Одна только Нина почти не дотронулась до своей порции. У нее пропал аппетит.
Было уже около двух часов ночи, когда они покончили с ужином и вышли на воздух. Нина задержалась на крыльце, поджидая Эбби, который пошел наверх за полотенцами.
Она закурила. Напряженно следя глазами за маленьким красно-бурым мотыльком, кружащимся в лучах лампочки, она думала: не пойти ли ей под каким-нибудь предлогом наверх? Вот они с Эбби одни в коттедже, и слышны его шаги наверху, а она никак не может взять себя в руки.
И к тому же этот костюм! Стоишь здесь в коротеньких штанишках и черных чулках и чувствуешь себя шлюхой. Что на нее нашло, когда она придумывала этот наряд? Какой в этом смысл? Положим, смысл был. Очень ясный смысл. Словно она заранее знала, что сегодня вечером между нею и Эбби должно что-то произойти. Сегодня вечером, не позже.
Может быть, подождать? Нет, ни в коем случае. Пусть это будет сейчас, под горячую руку. Скоро, очень скоро начнется экзаменационная лихорадка, потом выпускной акт, и тогда – прости-прощай!..
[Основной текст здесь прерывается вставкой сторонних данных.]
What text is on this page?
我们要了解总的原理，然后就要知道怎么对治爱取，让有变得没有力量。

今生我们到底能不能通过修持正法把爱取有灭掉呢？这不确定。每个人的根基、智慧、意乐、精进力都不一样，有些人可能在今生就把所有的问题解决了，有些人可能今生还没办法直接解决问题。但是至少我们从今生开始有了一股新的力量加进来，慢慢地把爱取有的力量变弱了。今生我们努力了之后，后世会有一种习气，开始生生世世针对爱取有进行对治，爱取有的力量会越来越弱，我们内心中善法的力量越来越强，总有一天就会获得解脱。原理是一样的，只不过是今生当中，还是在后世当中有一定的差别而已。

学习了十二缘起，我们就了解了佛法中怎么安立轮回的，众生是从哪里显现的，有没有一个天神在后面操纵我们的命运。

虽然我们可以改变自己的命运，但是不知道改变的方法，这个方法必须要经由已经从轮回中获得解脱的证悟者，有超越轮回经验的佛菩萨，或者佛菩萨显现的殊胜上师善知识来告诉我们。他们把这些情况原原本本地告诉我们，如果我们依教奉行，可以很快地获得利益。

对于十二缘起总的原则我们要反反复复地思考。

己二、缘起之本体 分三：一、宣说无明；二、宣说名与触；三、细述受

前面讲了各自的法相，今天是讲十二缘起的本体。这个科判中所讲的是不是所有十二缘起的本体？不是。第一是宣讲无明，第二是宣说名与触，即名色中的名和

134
Она погасила сигарету, вошла в дом и поднялась наверх. Эбби стоял в коридоре перед бельевым шкафом; его высокая худая фигура чуть-чуть сутулилась – потолок был очень низок, – коротко остриженные светлые волосы казались совсем белесыми в тусклом свете лампочки.
– Слушай, Остин, – дрожащим голосом произнесла она заранее приготовленные слова, – намерен ты наконец пригласить меня в свою берлогу?
Она увидела, как он повернулся, пораженный, увидела в профиль очертания его длинного породистого носа с небольшой горбинкой, увидела, как он уставился на нее. И раньше, чем он успел пошевелиться, она подошла, закинула руки ему на шею, принужденно улыбнулась, прижалась к нему всем телом. Но потом, когда губы их встретились, она с трудом подавила мучительный спазм, внезапно сжавший ей горло.
Они молча стояли, обнявшись и чуть-чуть покачиваясь, в низеньком коридорчике; потом перешли в его комнату. Колени у него дрожали.
– Нина... – Они сидели рядышком на краю кровати.
Она не ответила.
– А ты уверена?.. – начал он, как бы прислушиваясь к голосу совести, предостерегавшему его от искушения воспользоваться удобным случаем. – Ты в самом деле?..
– Да. – Голос звучал глухо, где-то у его плеча.
– Нина... – Он склонился над ней, и ощущение ее близости сразу заглушило голос порядочности; казалось, теперь ничто не могло удержать его руку, и она скользила вдоль нежного округлого бедра, смутно белевшего под черным кружевным трико.
Она пошевелилась, и он отодвинулся, чувствуя по тому, как спадает волна возбуждения, что он вполне владеет собой, что он уже не тот робкий, нерешительный Эбби Остин, каким был прежде.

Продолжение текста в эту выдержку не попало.